I was just reading a paper on gcd algorithms, and was struck by the following statement appearing in a snippet of pseudocode:

max{u, v} := |u-v| / 2;

in which the obviously intended meaning was ‘Replace the larger of u and v with the value computed on the RHS.’ In other words, the author is implicitly considering the max function to return an lvalue.

It had never occurred to me before that max could return an lvalue! If I'd wanted to express the same concept myself, I'd surely have either pre-sorted my variables, or written some tedious if statements out longhand, or else resorted to the notation of ‘arg max’, in which you replace your set of values to compare with some kind of mapping of indices to values (say, an array or hash), and where max(set) simply returns the largest element of the set, argmax(mapping) returns whatever index maps to the largest value. I wouldn't even have thought of writing it like this.

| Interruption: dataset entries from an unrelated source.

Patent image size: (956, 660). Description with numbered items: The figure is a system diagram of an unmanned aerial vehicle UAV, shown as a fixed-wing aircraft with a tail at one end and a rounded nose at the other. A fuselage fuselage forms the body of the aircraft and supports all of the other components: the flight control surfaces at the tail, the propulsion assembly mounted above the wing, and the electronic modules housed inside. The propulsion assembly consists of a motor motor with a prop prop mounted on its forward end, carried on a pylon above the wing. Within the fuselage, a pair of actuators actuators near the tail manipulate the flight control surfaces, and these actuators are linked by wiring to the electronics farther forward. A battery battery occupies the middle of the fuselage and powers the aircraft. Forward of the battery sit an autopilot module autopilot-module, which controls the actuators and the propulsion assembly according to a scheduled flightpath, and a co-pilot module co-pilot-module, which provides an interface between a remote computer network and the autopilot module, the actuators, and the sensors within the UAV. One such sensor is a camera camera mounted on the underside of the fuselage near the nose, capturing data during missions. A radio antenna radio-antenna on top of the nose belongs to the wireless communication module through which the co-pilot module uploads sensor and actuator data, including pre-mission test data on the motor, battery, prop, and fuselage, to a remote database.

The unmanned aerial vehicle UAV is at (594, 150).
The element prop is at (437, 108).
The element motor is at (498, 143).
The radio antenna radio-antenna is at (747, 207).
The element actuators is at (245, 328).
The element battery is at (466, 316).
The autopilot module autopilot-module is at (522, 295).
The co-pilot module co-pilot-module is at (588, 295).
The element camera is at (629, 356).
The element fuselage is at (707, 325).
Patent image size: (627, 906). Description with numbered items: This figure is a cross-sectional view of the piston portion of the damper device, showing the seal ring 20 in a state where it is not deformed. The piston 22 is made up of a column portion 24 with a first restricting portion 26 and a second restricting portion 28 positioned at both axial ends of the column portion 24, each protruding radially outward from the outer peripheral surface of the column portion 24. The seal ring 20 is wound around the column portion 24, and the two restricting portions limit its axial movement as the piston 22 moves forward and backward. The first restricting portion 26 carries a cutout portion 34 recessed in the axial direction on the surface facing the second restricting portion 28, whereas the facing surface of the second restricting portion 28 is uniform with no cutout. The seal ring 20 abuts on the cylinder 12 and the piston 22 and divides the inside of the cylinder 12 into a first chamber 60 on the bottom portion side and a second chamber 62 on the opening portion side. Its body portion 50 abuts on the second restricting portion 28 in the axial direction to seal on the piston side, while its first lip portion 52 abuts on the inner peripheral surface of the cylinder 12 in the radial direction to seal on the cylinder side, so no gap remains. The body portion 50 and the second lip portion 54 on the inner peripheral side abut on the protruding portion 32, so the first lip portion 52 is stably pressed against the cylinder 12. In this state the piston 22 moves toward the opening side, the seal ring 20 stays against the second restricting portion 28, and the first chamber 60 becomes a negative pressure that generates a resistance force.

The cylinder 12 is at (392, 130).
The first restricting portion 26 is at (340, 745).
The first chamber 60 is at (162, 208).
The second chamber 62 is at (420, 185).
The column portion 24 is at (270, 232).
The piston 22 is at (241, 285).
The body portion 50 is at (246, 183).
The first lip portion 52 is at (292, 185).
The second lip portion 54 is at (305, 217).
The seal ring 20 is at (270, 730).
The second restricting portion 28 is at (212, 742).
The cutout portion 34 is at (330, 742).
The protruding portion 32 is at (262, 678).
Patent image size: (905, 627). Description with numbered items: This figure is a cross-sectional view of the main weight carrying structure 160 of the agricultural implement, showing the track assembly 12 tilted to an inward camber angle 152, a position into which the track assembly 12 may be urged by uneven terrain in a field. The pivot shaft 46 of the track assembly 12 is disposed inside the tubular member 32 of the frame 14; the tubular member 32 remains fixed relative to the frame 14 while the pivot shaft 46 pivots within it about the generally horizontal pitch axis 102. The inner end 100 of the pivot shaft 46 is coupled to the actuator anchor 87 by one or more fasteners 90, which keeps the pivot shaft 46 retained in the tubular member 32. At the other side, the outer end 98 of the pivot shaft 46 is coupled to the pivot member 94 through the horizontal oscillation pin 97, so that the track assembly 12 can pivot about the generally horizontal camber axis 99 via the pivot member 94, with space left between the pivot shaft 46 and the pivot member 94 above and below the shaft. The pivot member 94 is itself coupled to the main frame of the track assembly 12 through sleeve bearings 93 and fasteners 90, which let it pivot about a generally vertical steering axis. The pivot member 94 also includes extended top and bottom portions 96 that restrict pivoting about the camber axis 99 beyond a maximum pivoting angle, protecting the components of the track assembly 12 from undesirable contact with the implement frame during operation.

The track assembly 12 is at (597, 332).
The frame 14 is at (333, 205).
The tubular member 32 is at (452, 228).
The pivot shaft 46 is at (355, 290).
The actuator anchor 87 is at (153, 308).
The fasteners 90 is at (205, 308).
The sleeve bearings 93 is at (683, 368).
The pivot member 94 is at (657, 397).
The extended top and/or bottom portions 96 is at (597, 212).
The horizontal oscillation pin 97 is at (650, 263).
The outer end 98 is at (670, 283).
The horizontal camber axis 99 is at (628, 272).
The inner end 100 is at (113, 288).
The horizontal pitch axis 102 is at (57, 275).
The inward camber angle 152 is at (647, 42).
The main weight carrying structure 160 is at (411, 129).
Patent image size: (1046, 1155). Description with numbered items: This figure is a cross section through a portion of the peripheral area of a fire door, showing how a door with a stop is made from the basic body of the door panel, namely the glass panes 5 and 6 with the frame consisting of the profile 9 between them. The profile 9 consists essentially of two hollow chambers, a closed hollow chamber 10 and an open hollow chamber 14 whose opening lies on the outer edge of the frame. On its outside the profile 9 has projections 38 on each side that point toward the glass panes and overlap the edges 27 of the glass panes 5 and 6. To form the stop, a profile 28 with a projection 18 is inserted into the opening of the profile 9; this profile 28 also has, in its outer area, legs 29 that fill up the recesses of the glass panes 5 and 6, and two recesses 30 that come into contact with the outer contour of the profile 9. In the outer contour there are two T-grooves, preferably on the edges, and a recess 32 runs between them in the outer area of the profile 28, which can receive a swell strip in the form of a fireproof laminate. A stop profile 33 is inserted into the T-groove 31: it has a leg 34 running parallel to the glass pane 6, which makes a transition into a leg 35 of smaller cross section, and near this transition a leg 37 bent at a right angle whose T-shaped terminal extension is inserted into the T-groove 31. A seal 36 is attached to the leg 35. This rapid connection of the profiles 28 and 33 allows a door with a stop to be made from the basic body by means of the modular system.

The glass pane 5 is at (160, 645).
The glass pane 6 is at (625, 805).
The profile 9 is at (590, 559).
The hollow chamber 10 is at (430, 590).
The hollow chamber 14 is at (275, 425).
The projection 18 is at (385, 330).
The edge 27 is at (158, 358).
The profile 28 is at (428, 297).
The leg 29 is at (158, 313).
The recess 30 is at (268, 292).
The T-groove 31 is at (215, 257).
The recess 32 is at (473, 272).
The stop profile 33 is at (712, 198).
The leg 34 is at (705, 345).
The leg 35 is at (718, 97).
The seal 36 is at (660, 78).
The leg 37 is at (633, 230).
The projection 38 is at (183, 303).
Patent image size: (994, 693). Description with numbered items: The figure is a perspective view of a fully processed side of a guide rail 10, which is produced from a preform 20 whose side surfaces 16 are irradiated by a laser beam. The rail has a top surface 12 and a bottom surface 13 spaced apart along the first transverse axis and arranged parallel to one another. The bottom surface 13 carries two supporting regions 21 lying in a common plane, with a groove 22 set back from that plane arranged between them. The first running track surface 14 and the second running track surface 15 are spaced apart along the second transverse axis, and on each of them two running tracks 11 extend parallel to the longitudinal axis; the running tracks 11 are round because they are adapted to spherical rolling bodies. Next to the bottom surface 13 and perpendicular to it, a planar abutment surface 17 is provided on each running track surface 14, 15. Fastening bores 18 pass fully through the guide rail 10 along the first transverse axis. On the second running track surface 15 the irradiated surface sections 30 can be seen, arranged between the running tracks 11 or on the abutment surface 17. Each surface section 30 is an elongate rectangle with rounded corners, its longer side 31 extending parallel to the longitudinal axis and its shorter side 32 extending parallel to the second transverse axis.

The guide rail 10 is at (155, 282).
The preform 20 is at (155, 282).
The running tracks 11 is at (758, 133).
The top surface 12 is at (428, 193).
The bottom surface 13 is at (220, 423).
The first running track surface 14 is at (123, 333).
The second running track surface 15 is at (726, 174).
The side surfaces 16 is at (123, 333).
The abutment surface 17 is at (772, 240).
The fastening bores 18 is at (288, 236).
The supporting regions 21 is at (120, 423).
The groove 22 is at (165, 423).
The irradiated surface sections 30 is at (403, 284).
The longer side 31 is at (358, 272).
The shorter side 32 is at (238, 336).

I think for pseudocode purposes, any of my other options would have been worse, because each one introduces extra bookkeeping or formalism that the reader has to mentally clear out of the way to get at the underlying concept. So I quite liked this notation for its pedagogical value – but at the same time, I recognised that you'd have to translate it back into one of those other less clear idioms as soon as you wanted to implement the algorithm in a real programming language.

Or do you? Now that I think about it, there's no reason at all why a programming language couldn't define a function like min or max to return an lvalue. In fact, in C++, a simple implementation is as easy as adding three & characters to the most obvious version:

// before
template<typename T>
T max(T u, T v) { return u>v ? u : v; }
// after
template<typename T>
T &max(T &u, T &v) { return u>v ? u : v; }

But for maximum flexibility, you'd surely want max to return an lvalue if possible, and fall back to an rvalue if not. You'd like to be able to write max(u,v) = w as the above pseudocode did, but you also still want to be able to write x = max(y,1000) without a compile error.

And that doesn't seem so easy in C++. The obvious approach is to have both of the above template definitions in scope at the same time. Overload resolution will use the by-value version in cases where only that one matches, and you hope it will manage to pick the reference version in cases where both match. But sadly, when I tried it, that hope turned out to be misplaced – the language defines no preference order between those two templates.

I wonder if any other languages allow you to get the lvalue/rvalue flexible version to work!